La stratégie impulsée rue de Solferino n’a pas toujours très bien marché. Il est assez fréquent que les listes PS aient été battues soit par des listes d’union de la gauche moins le « PS canal officiel », comme à Évreux, où la liste gagnante était conduite par un PS « dissident » [3] ou à Brignoles où la liste était dirigée par le PCF. Au Havre, où le PS avait fait cavalier seul au premier tour, il n’a pas réussi à faire la moitié des voix de son concurrent communiste, mais la fusion entre les deux tours n’a pas suffit à créer une dynamique qui eût pu en mettre en danger Rufenacht. Ajoutons que là où la liste dirigée par le PS était trop nettement orientée à droite, les listes alternatives, notamment avec la LCR ont fait de très bons résultats comme à Clermont-Ferrand ou à Montpellier.

Donc, la « victoire » du PS pourrait bien être une victoire en trompe-l’œil. Le recul d’une droite dont la politique est rejetée par la masse de la population laborieuse de ce pays s’est traduit par la victoire concomitante de plusieurs lignes politiques concurrentes et à brève échéance incompatibles. Recordman des élus locaux, le PS pourrait bien avoir perdu du même coup ses chances pour la prochaine présidentielle ainsi que le pensent plusieurs commentateurs. Quoi qu’il en soit, ceux qui croient que cette victoire va à nouveau faire du PS le point de convergence des espoirs de transformation sociale se trompent d’époque.
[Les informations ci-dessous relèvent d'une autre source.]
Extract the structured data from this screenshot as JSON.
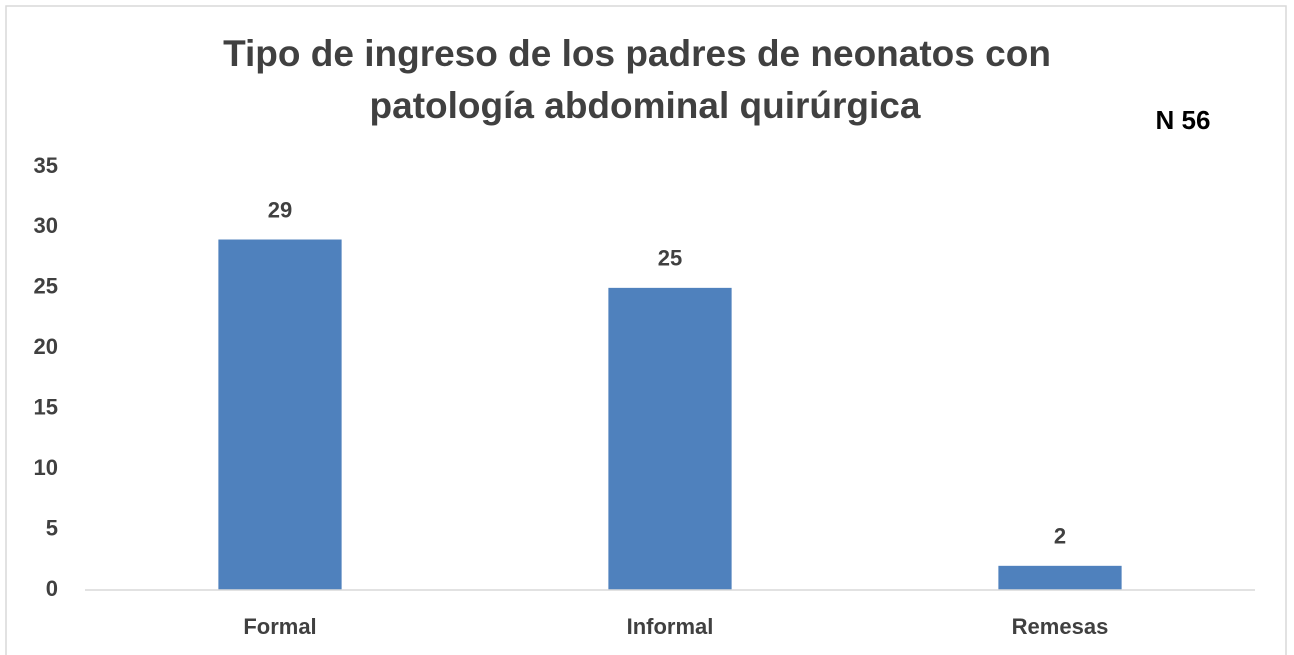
{
  "chart_data": {
    "type": "bar",
    "title": [
      "Tipo de ingreso de los padres de neonatos con",
      "patología abdominal quirúrgica"
    ],
    "annotation": "N 56",
    "categories": [
      "Formal",
      "Informal",
      "Remesas"
    ],
    "values": [
      29,
      25,
      2
    ],
    "color": "#4f81bd",
    "ylim": [
      0,
      35
    ],
    "yticks": [
      0,
      5,
      10,
      15,
      20,
      25,
      30,
      35
    ],
    "grid": false,
    "data_labels": true
  }
}
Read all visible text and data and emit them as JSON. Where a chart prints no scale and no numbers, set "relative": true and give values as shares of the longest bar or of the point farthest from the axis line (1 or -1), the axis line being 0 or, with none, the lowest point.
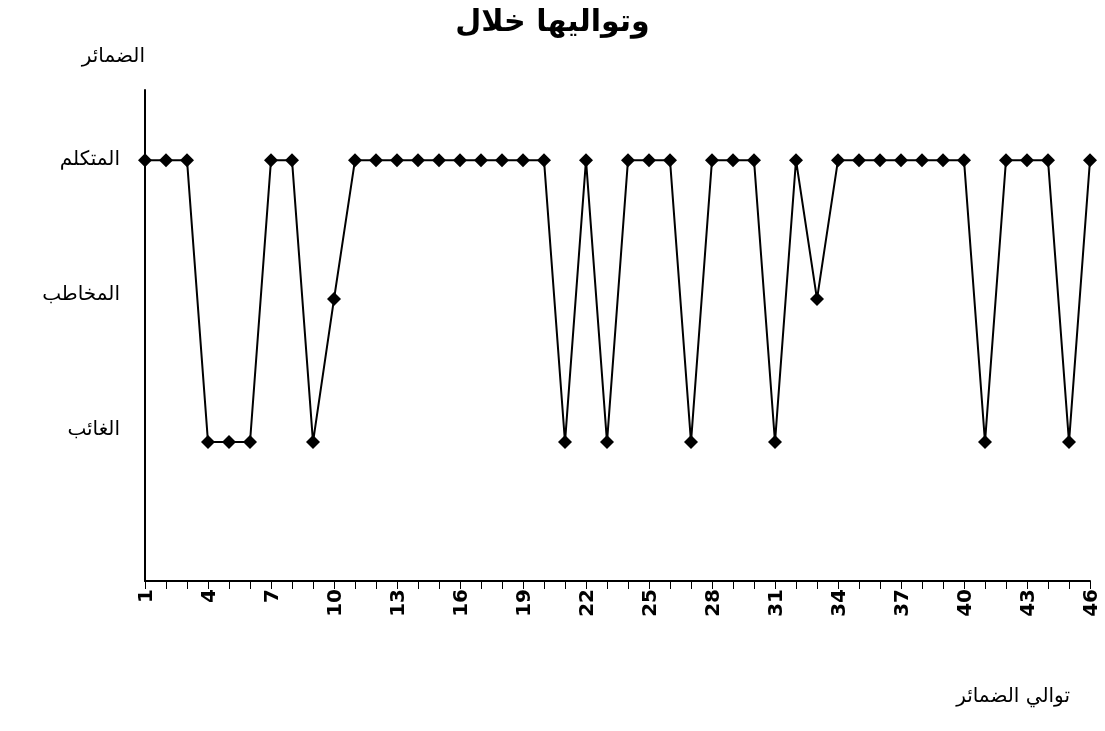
{
  "chart_data": {
    "type": "line",
    "title": "وتواليها خلال",
    "ylabel": "الضمائر",
    "xlabel": "توالي الضمائر",
    "categories": [
      "1",
      null,
      null,
      "4",
      null,
      null,
      "7",
      null,
      null,
      "10",
      null,
      null,
      "13",
      null,
      null,
      "16",
      null,
      null,
      "19",
      null,
      null,
      "22",
      null,
      null,
      "25",
      null,
      null,
      "28",
      null,
      null,
      "31",
      null,
      null,
      "34",
      null,
      null,
      "37",
      null,
      null,
      "40",
      null,
      null,
      "43",
      null,
      null,
      "46"
    ],
    "relative": true,
    "series": [
      {
        "color": "#000000",
        "values": [
          1,
          1,
          1,
          0.33,
          0.33,
          0.33,
          1,
          1,
          0.33,
          0.67,
          1,
          1,
          1,
          1,
          1,
          1,
          1,
          1,
          1,
          1,
          0.33,
          1,
          0.33,
          1,
          1,
          1,
          0.33,
          1,
          1,
          1,
          0.33,
          1,
          0.67,
          1,
          1,
          1,
          1,
          1,
          1,
          1,
          0.33,
          1,
          1,
          1,
          0.33,
          1
        ]
      }
    ],
    "annotations": [
      "المتكلم",
      "المخاطب",
      "الغائب"
    ],
    "grid": false,
    "marker": "diamond",
    "line_style": "solid"
  }
}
Nous n’avons plus affaire au PS des années 70, au PS de Mitterrand vers lequel les jeunes, les ouvriers, les employés se sont tournés pour trouver un débouché aux puissantes luttes sociales de la fin des années 60 et des années suivantes. Nous avons affaire au PS des Hollande, Royal et autres Rebsamen, un parti de politiciens dépourvus de tout rapport avec les traditions socialistes, de politiciens qui abhorrent plus que tout l’expression « lutte des classes ».
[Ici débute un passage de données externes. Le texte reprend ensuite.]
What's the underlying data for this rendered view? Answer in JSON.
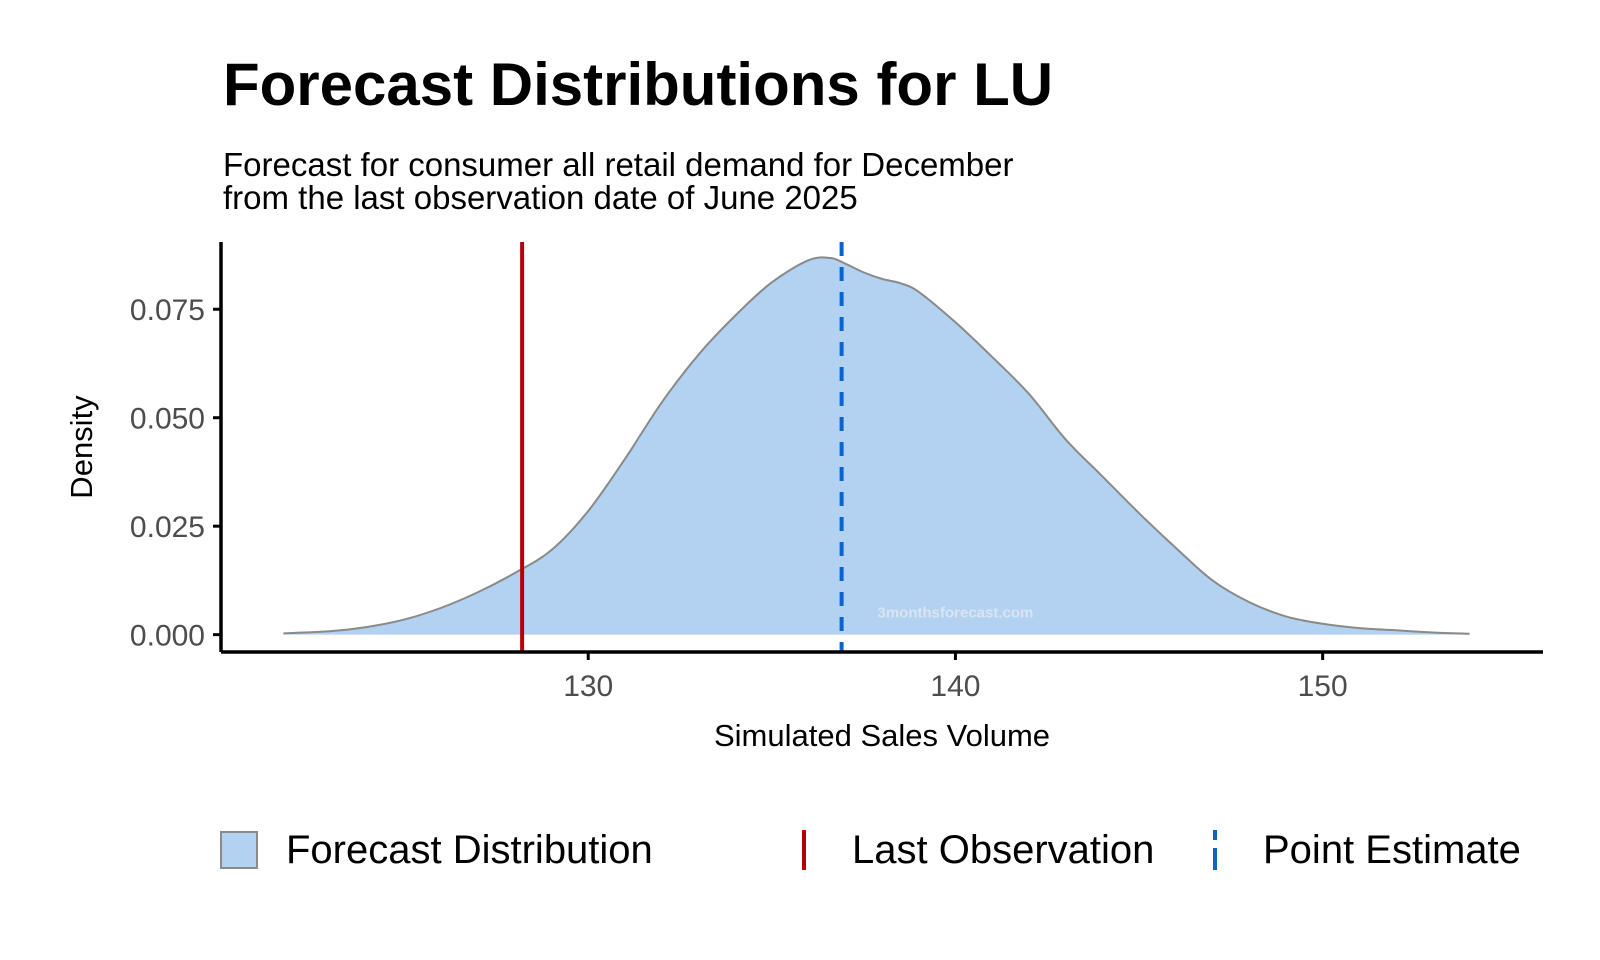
{
  "chart_data": {
    "type": "area",
    "title": "Forecast Distributions for LU",
    "subtitle_lines": [
      "Forecast for consumer all retail demand for December",
      "from the last observation date of June 2025"
    ],
    "xlabel": "Simulated Sales Volume",
    "ylabel": "Density",
    "xlim": [
      120.0,
      156.0
    ],
    "ylim": [
      -0.004,
      0.0905
    ],
    "x_ticks": [
      130,
      140,
      150
    ],
    "x_tick_labels": [
      "130",
      "140",
      "150"
    ],
    "y_ticks": [
      0.0,
      0.025,
      0.05,
      0.075
    ],
    "y_tick_labels": [
      "0.000",
      "0.025",
      "0.050",
      "0.075"
    ],
    "grid": false,
    "legend_position": "bottom",
    "series": [
      {
        "name": "Forecast Distribution",
        "kind": "density",
        "x": [
          121.7,
          123.0,
          124.0,
          125.0,
          126.0,
          127.0,
          128.0,
          129.0,
          130.0,
          131.0,
          132.0,
          133.0,
          134.0,
          135.0,
          136.0,
          136.6,
          137.0,
          137.5,
          138.0,
          138.5,
          139.0,
          140.0,
          141.0,
          142.0,
          143.0,
          144.0,
          145.0,
          146.0,
          147.0,
          148.0,
          149.0,
          150.0,
          151.0,
          152.0,
          153.0,
          154.0
        ],
        "y": [
          0.0003,
          0.0008,
          0.0018,
          0.0035,
          0.0062,
          0.0098,
          0.0142,
          0.0195,
          0.0285,
          0.0405,
          0.0535,
          0.0645,
          0.0735,
          0.0812,
          0.0863,
          0.0868,
          0.0855,
          0.0835,
          0.082,
          0.081,
          0.079,
          0.072,
          0.064,
          0.0555,
          0.045,
          0.0365,
          0.028,
          0.02,
          0.0125,
          0.0075,
          0.0042,
          0.0025,
          0.0015,
          0.001,
          0.0005,
          0.0002
        ],
        "color": "#b3d1f0",
        "stroke": "#8a8a8a"
      },
      {
        "name": "Last Observation",
        "kind": "vline",
        "x": 128.2,
        "color": "#b5000c",
        "linestyle": "solid"
      },
      {
        "name": "Point Estimate",
        "kind": "vline",
        "x": 136.9,
        "color": "#0b63ce",
        "linestyle": "dashed"
      }
    ],
    "annotations": [
      {
        "text": "3monthsforecast.com",
        "kind": "watermark",
        "x": 140.0,
        "y": 0.004
      }
    ]
  }
}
Cela ne veut pas dire que la voie d’un nouveau parti est grande ouverte. Le modèle allemand « Die Linke » est séduisant : l’union de la gauche du SPD et des ex-communistes est d’ores et déjà la troisième force politique du pays. Mais la situation française est bien différente. Les institutions de la Ve République rendent très difficile l’émergence d’un nouveau parti et le PS n’est pas encore pleinement dans une coalition avec la droite comme l’est la SPD avec Mme Merkel. Les lignes de la recomposition et de la reconstruction d’une gauche honnête sont encore hésitantes, et, comme nous avons commencé à le faire sur ce site(voir La leçon d’Évreux), il serait nécessaire de faire un recensement complet de toutes les situations locales pour y voir plus clair. Cependant, l’année 2009 va obliger tous les partis, tous les groupes à se déterminer. Nous allons avoir des élections pour désigner les représentants français au « Parlement européen » [4]. Ces élections se font par un scrutin de liste à la proportionnelle. La gauche anti-TCE, la gauche qui refuse de sacrifier les services publics et la protection sociale aux dogmes dominants, la gauche qui veut défendre les travailleurs (et pas seulement les classes moyennes supérieures qui tirent parti de la mondialisation), cette gauche-là a une chance de s’affirmer et de jeter toutes ses forces dans la bataille pour être disposée comme il convient face aux échéances à venir. Ce sera l’occasion de voir ce que valent les paroles des uns et des autres.